Old Town still reverberates in Warsaw

The National Stadium is seen as people walk at Plac Zamkowy in Warsaw's Old Town September 14,...

The National Stadium is seen as people walk at Plac Zamkowy in Warsaw's Old Town September 14, 2011. (Reuters/Kacper Pempel)

MORRIS DALLA COSTA, QMI Agency

, Last Updated: 7:15 PM ET

GDANSK - When the Poles built Narodwy Stadium in Warsaw to be the centrepiece of Euro 2012, it also became one of the iconic structures of the city itself.

It was built in a beautiful setting on the banks of the Vistula River. If you get high enough and far enough away, the stadium becomes the point that catches your eye from a distance. It is a spectacular vista, a modern stadium in a green setting.

That really represents the new Poland, the new Warsaw that is working diligently to grow and modernize.

Almost directly across the river from the stadium is a part of Warsaw that's ingrained in the country and city's emotional soul.

It's called the Old Town. It's a small section of Warsaw that runs along the river. Cars can navigate its narrow cobblestone streets, but there is nothing to encourage such a plan. In fact, it's sheer lunacy.

The cobblestones are uneven, pedestrians walking dogs use the middle of the street and quite often a dog merely walks along the centre daring a vehicle to try to get by it.

Only 15% of the Old Town is really old. That's all that was left after it was razed not only by World War II bombing but also by the German army as it attempted to quell Polish uprisings during the war.

After the war, 85% of the Old Town was rebuilt as it was before the bombings, keeping it as true to the original town as possible.

The four- or five-storey structures set one upon another, the narrow stairways leading up almost endlessly, are all part of the European charm and mystery.

Most visitors at Euro 2012 make a point of travelling to the Old Town. As you meander around the lower part of the town, it's quiet and reserved. It feels almost deserted. But walk up a series of 50 steps, through a narrow alley and before you emerges the Old Town Square, a thriving, loud, boisterous place crowded with outdoor cafes and restaurants, the antithesis of what the lower town is all about.

It looks as if you've walked into a scene captured in a snow globe only minus the snow.

It is like dozens of other European cities.

But like dozens of other European cities, it doesn't take much to imagine what the Poles of Warsaw went through during the war.

Old photographs show the mounds of rubble that at one time were five-storey structures. From there, one's imagination takes over.

Although the small basement windows are not original, one can picture faces peering out from behind lace curtains watching fearfully as German troops marched through the streets.

Warsaw became a symbol of resistance during the war and the Old Town is a symbol of its rebirth.

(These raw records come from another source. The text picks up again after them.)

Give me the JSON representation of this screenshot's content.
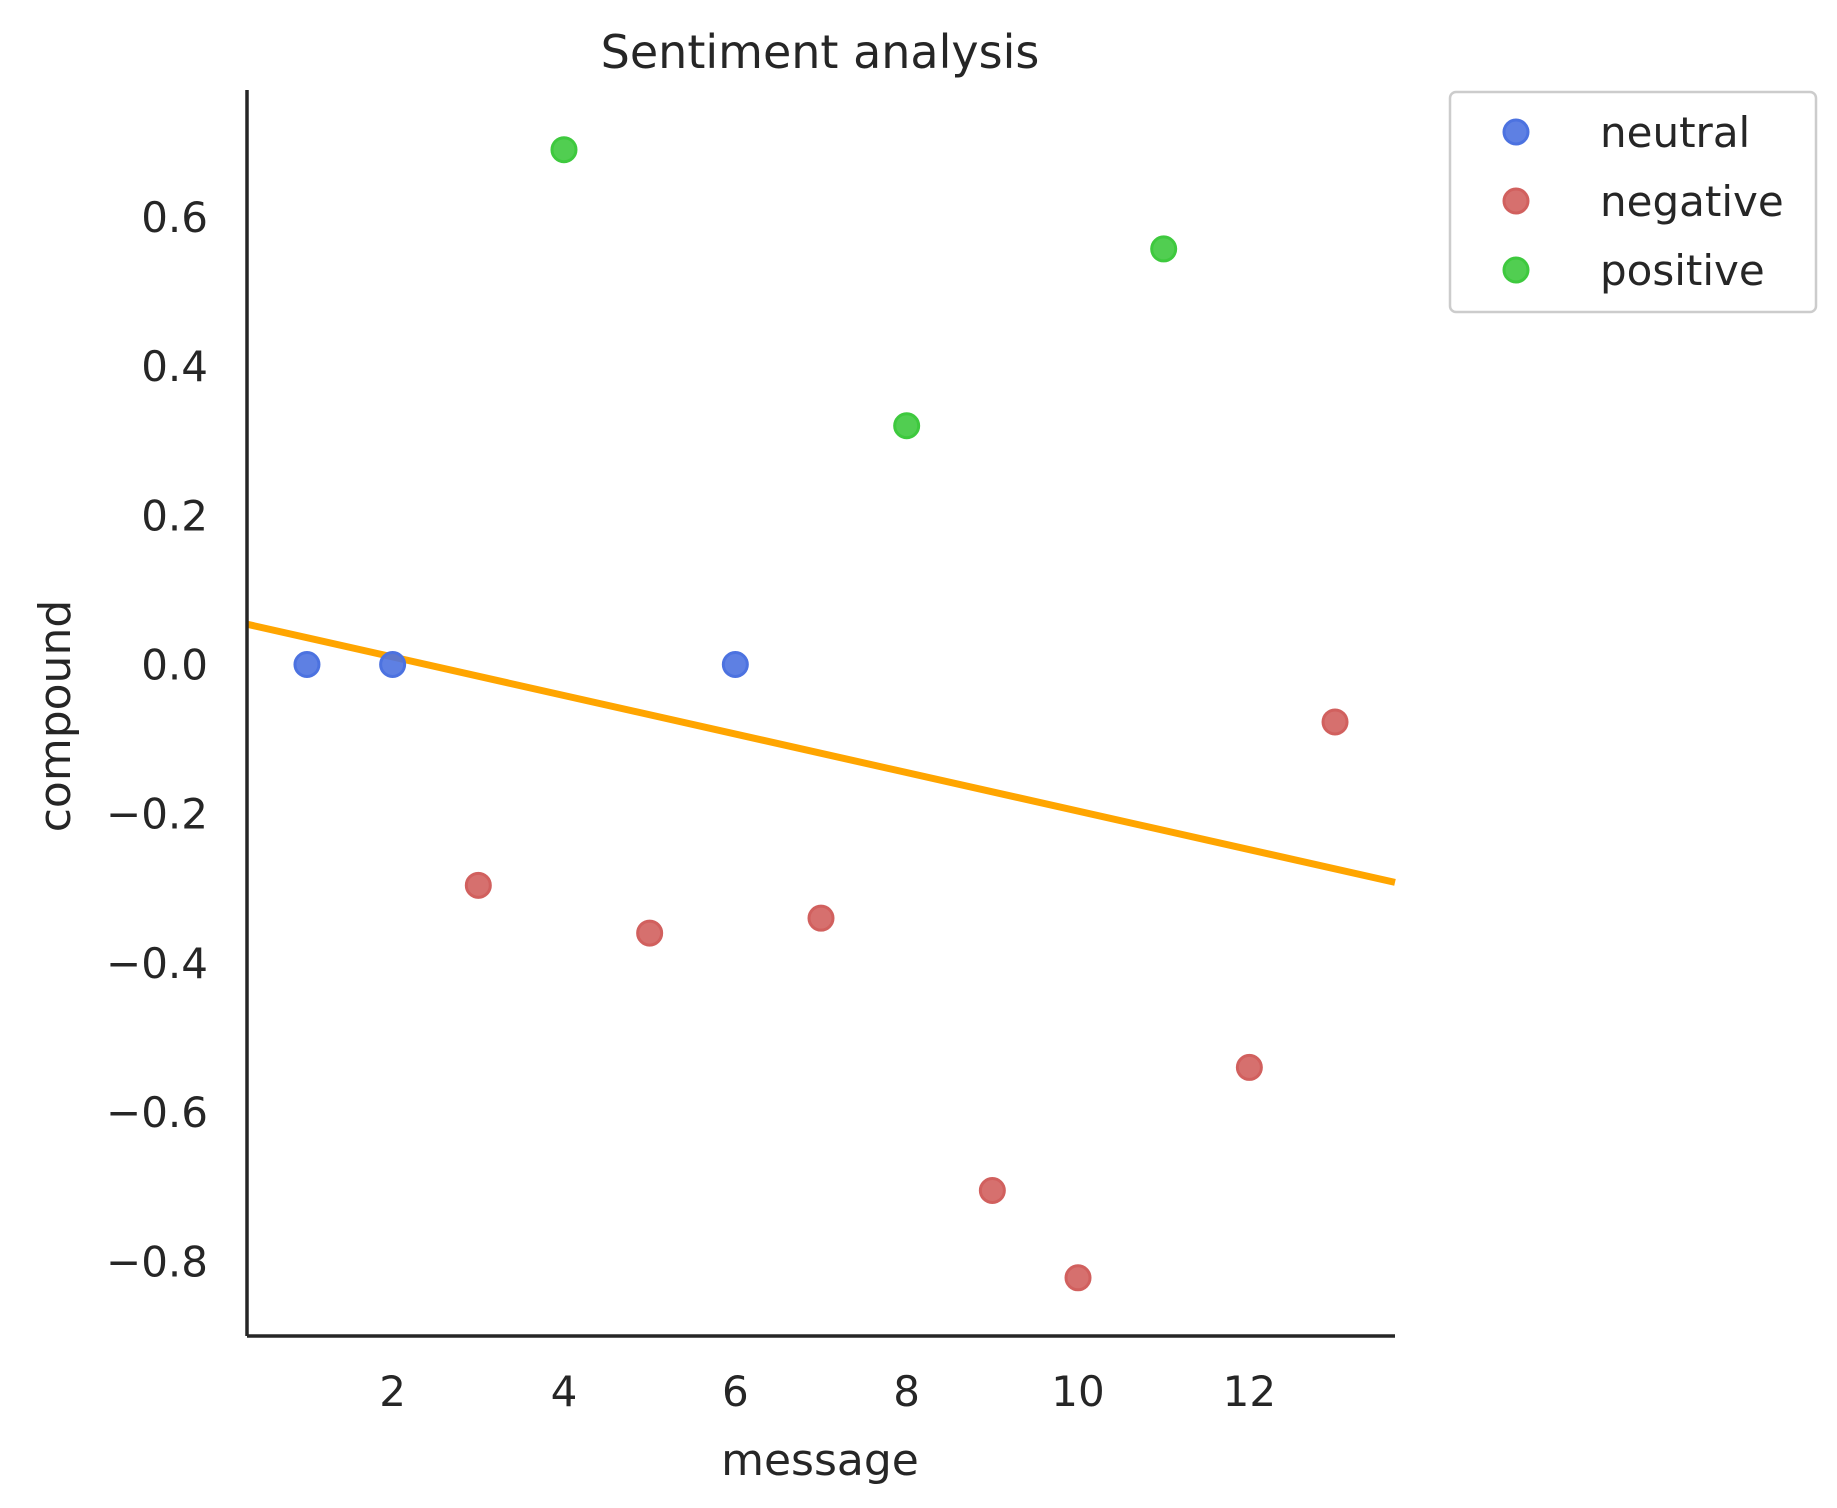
{
  "chart_data": {
    "type": "scatter",
    "title": "Sentiment analysis",
    "xlabel": "message",
    "ylabel": "compound",
    "xlim": [
      0.3,
      13.7
    ],
    "ylim": [
      -0.9,
      0.77
    ],
    "xticks": [
      {
        "value": 2,
        "label": "2"
      },
      {
        "value": 4,
        "label": "4"
      },
      {
        "value": 6,
        "label": "6"
      },
      {
        "value": 8,
        "label": "8"
      },
      {
        "value": 10,
        "label": "10"
      },
      {
        "value": 12,
        "label": "12"
      }
    ],
    "yticks": [
      {
        "value": 0.6,
        "label": "0.6"
      },
      {
        "value": 0.4,
        "label": "0.4"
      },
      {
        "value": 0.2,
        "label": "0.2"
      },
      {
        "value": 0.0,
        "label": "0.0"
      },
      {
        "value": -0.2,
        "label": "−0.2"
      },
      {
        "value": -0.4,
        "label": "−0.4"
      },
      {
        "value": -0.6,
        "label": "−0.6"
      },
      {
        "value": -0.8,
        "label": "−0.8"
      }
    ],
    "grid": false,
    "legend_position": "outside-top-right",
    "series": [
      {
        "name": "neutral",
        "color": "#4c72e0",
        "points": [
          [
            1,
            0.0
          ],
          [
            2,
            0.0
          ],
          [
            6,
            0.0
          ]
        ]
      },
      {
        "name": "negative",
        "color": "#d1605e",
        "points": [
          [
            3,
            -0.296
          ],
          [
            5,
            -0.36
          ],
          [
            7,
            -0.34
          ],
          [
            9,
            -0.705
          ],
          [
            10,
            -0.822
          ],
          [
            12,
            -0.54
          ],
          [
            13,
            -0.077
          ]
        ]
      },
      {
        "name": "positive",
        "color": "#3ec93e",
        "points": [
          [
            4,
            0.69
          ],
          [
            8,
            0.32
          ],
          [
            11,
            0.557
          ]
        ]
      }
    ],
    "trendline": {
      "color": "#ffa500",
      "x": [
        0.3,
        13.7
      ],
      "y": [
        0.054,
        -0.292
      ]
    }
  }
}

Warsaw was occupied by the Germans in 1939 and they remained for five years.

Hundreds of thousands were killed or were displaced.

The Warsaw Ghetto was a symbol of how Jews were treated. It also became a symbol of how people decided to fight back.

Jews were moved into the Warsaw Ghetto. They lived in horrendous conditions and faced regular transport to concentration camps.

But when word came that the Nazis were planning to transport every Jew to concentration camps, the Jews revolted and for more than a month with almost no weapons or food, held off the Germans. They fought them from basements, rooftops and sewers in the Old Town.

The end came when Germans began burning the town building by building until all who were left surrendered.

Between 200,000 and 300,000 Warsaw Jews lost their lives in the camps.

In August 1944, the Polish resistance began its Warsaw Uprising. The goal was to link up with the advancing Red Army and free Warsaw.

The bloody conflict was fought in the streets of Old Town. The resistance would have achieved its goal if political considerations between the Russians and Americans hadn't halted the Russian advance, virtually abandoning the resistance fighters. After six weeks of fighting, the Germans regained control. Reports say more than 16,000 resistance fighters died and 6,000 injured.

There are some remnants left of the bloody fighting. There are the statues honouring those who fought.

If you get high enough in the Old Town, you can see the new stadium, a symbol of the new Poland. Yet the old Poland is never far behind.

While Canadians have fought their wars, few of us can imagine what it would be like if it was fought on our streets or cities. What happened in Warsaw is incomprehensible.

The Old Town and the stadium are a powerful combination that will live as long as the structures stand. It represents the courage, desire and strength to survive along with the determination and willingness to move forward.